En el Gobierno están economistas como Martín Guzmán, el ministro más desprovisto de poder de fuego de la historia. También en el oficialismo cuentan con Carlos Heller y Fernanda Vallejos. Pero no encuentran una solución razonable. En la otra orilla del río, economistas como Ricardo López Murphy, Martín Tetaz, Rogelio Frigerio, Luciano Laspina y Martín Lousteau, entre otros tantos, tampoco marcan la diferencia y no acuerdan una solución común. No existe solidaridad para con el ciudadano, ni de un lado, ni del otro. Los cruces y discusiones quedan en programas de televisión, radio y gráfica, pero los sustentos técnicos de la economía se ausentan del Congreso. Incorpórese en ese equipo a José Luis Espert y Javier Milei. Es una responsabilidad no sólo del oficialismo, sino de la oposición también en su conjunto.

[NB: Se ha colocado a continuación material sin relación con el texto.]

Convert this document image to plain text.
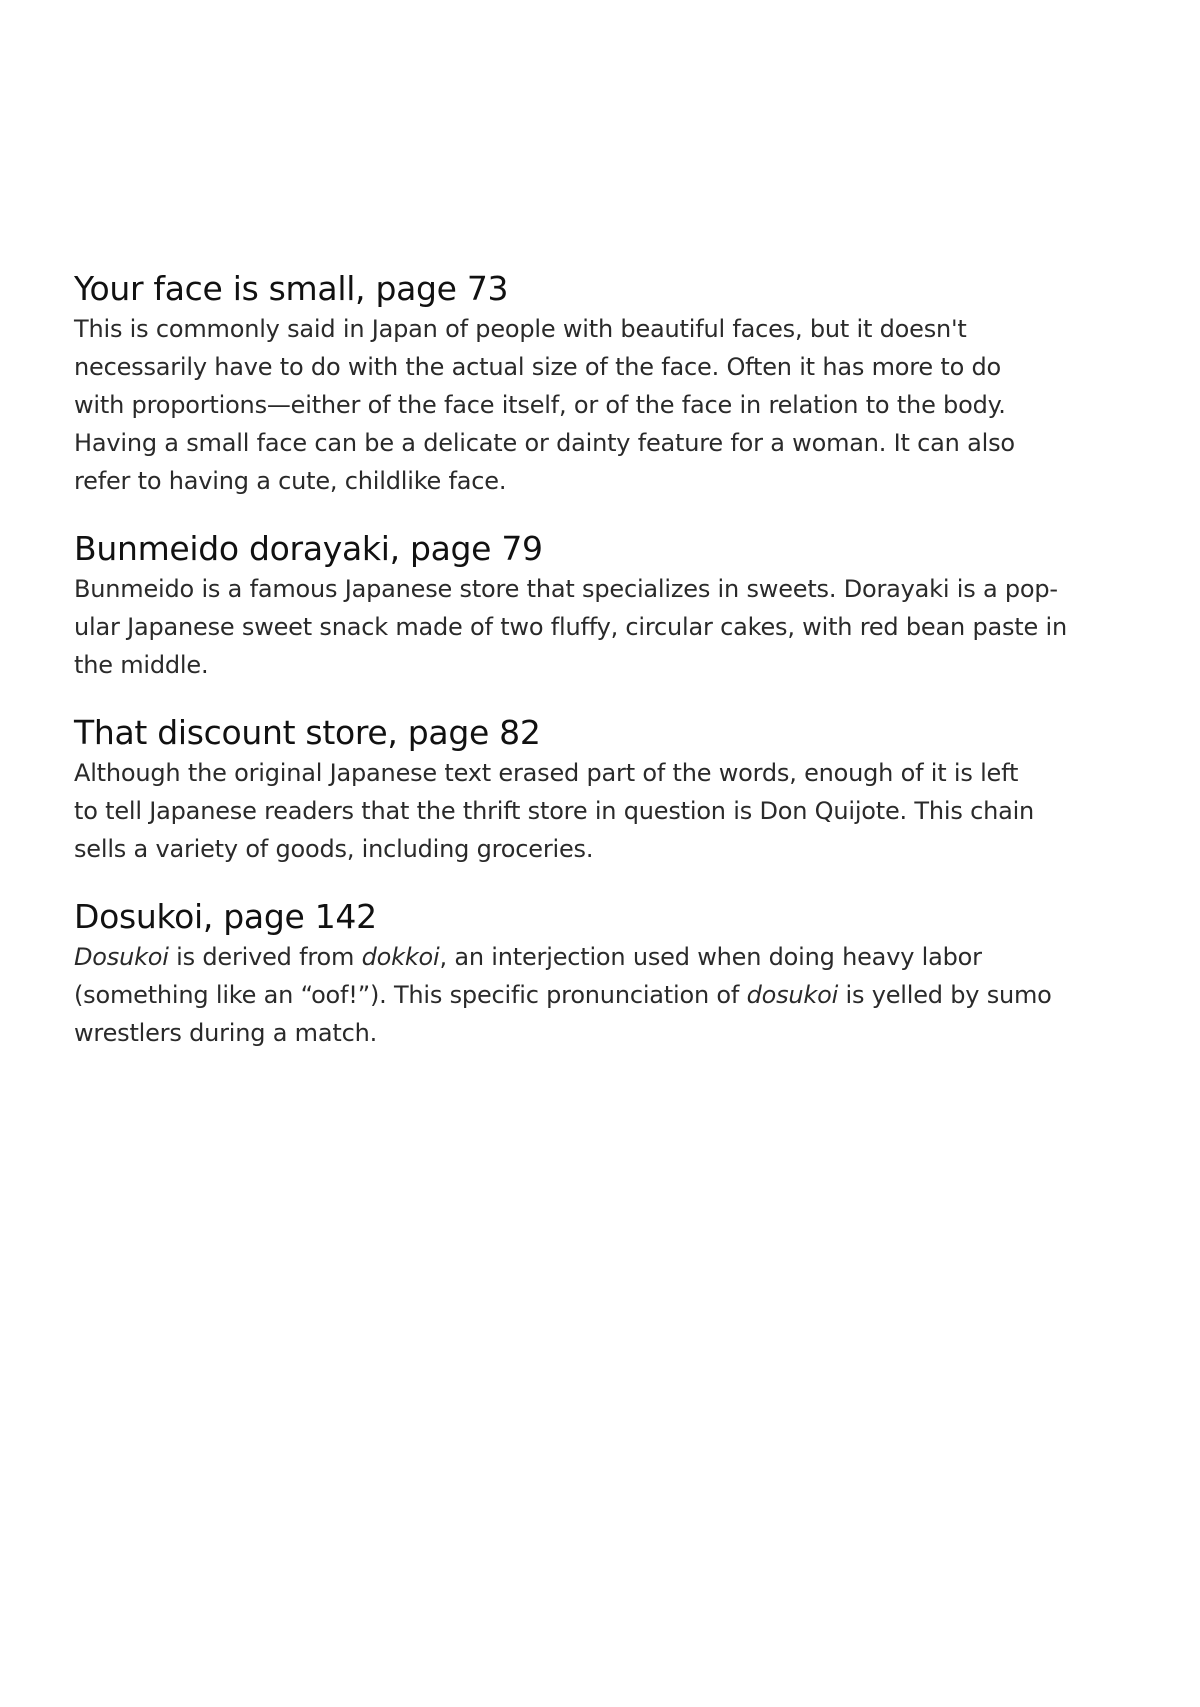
Your face is small, page 73

This is commonly said in Japan of people with beautiful faces, but it doesn't
necessarily have to do with the actual size of the face. Often it has more to do
with proportions—either of the face itself, or of the face in relation to the body.
Having a small face can be a delicate or dainty feature for a woman. It can also
refer to having a cute, childlike face.

Bunmeido dorayaki, page 79

Bunmeido is a famous Japanese store that specializes in sweets. Dorayaki is a pop-
ular Japanese sweet snack made of two fluffy, circular cakes, with red bean paste in
the middle.

That discount store, page 82

Although the original Japanese text erased part of the words, enough of it is left
to tell Japanese readers that the thrift store in question is Don Quijote. This chain
sells a variety of goods, including groceries.

Dosukoi, page 142

Dosukoi is derived from dokkoi, an interjection used when doing heavy labor
(something like an “oof!”). This specific pronunciation of dosukoi is yelled by sumo
wrestlers during a match.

“Voltear el presupuesto no era una opción”, ese fue el eje de la fuerte crítica interna de la Coalición Cívica. “Necesitábamos aplomo para tener una posición más responsable”. “No vamos a boicotear un acuerdo con el FMI porque la Argentina no resiste más inestabilidad económica”, continuaron en un comunicado.

“El oficialismo tiene que poder asimilar que es minoría en el Congreso de la Nación y que los argentinos votaron un límite, y que el diálogo debe ser sin trampas ni mentiras”, concluye el mensaje de la Coalición Cívica.

 

“A 23”, Alberto apuesta a la reelección

Tras la derrota, o zancadilla, Alberto Fernández dijo que Kristalina Georgieva se sorprendió por el rechazo al Presupuesto 2022 pero que seguirán trabajando en un acuerdo. Habrá negociaciones y se avanzará en un plan plurianual. A la oposición “le podrá gustar más o menos lo que dijo Máximo”, pero Alberto está convencido de que fue “una enorme excusa” para votar en contra del Presupuesto 2022. Juntos pero separados. La interna entre el kirchnerismo duro y Alberto es indudable, aunque trabajen para escabullirlo.

Los politólogos se preguntan cuál es el rol de Alberto. ¿A qué está apostando? ¿Se animará a dar un salto y liderar al peronismo federal? Lo cierto es que parece que Alberto no es tan sumiso como demuestra.

Es que el presidente lanzó su propio espacio “A23”, junto a referentes de distintos espacios que se denominan “albertistas”, como si existieran, entre kirchneristas y justicialistas, pues.

“A23” se presentó el 10 de Diciembre pasado, en la conmemoración por el día de la Democracia en Plaza de Mayo. El nucleamiento cuenta con espacios afines al Partido Parte, el FUP, el NEP, y otros dirigentes peronistas como Claudio Ferreño, Juan Manuel Olmos, Carlos Montero, Juanchi Zabaleta, Martín Bartol, Leonardo Montero, Juan Vitobello, Lorenzo Beccaría y Fabián Ruiz , cercanos al canciller Santiago Cafiero, entre otros. Se definen como dirigentes generación intermedia, con la meta de trabajar bajo el liderazgo de  Alberto Fernández  para llegar unidos al 2023. Lo bueno sería que Alberto crea en su propio espacio, genere liderazgo y se atreva a dar el salto. Desafiar a Cristina no es para cualquiera. ¿Tendrá las agallas? ¿Tendrá posibilidades? La oposición también trabaja en sus referentes 2023. Serán dos años de dura realidad socio económica. La realidad nos supera... lo que sea, que sea en paz.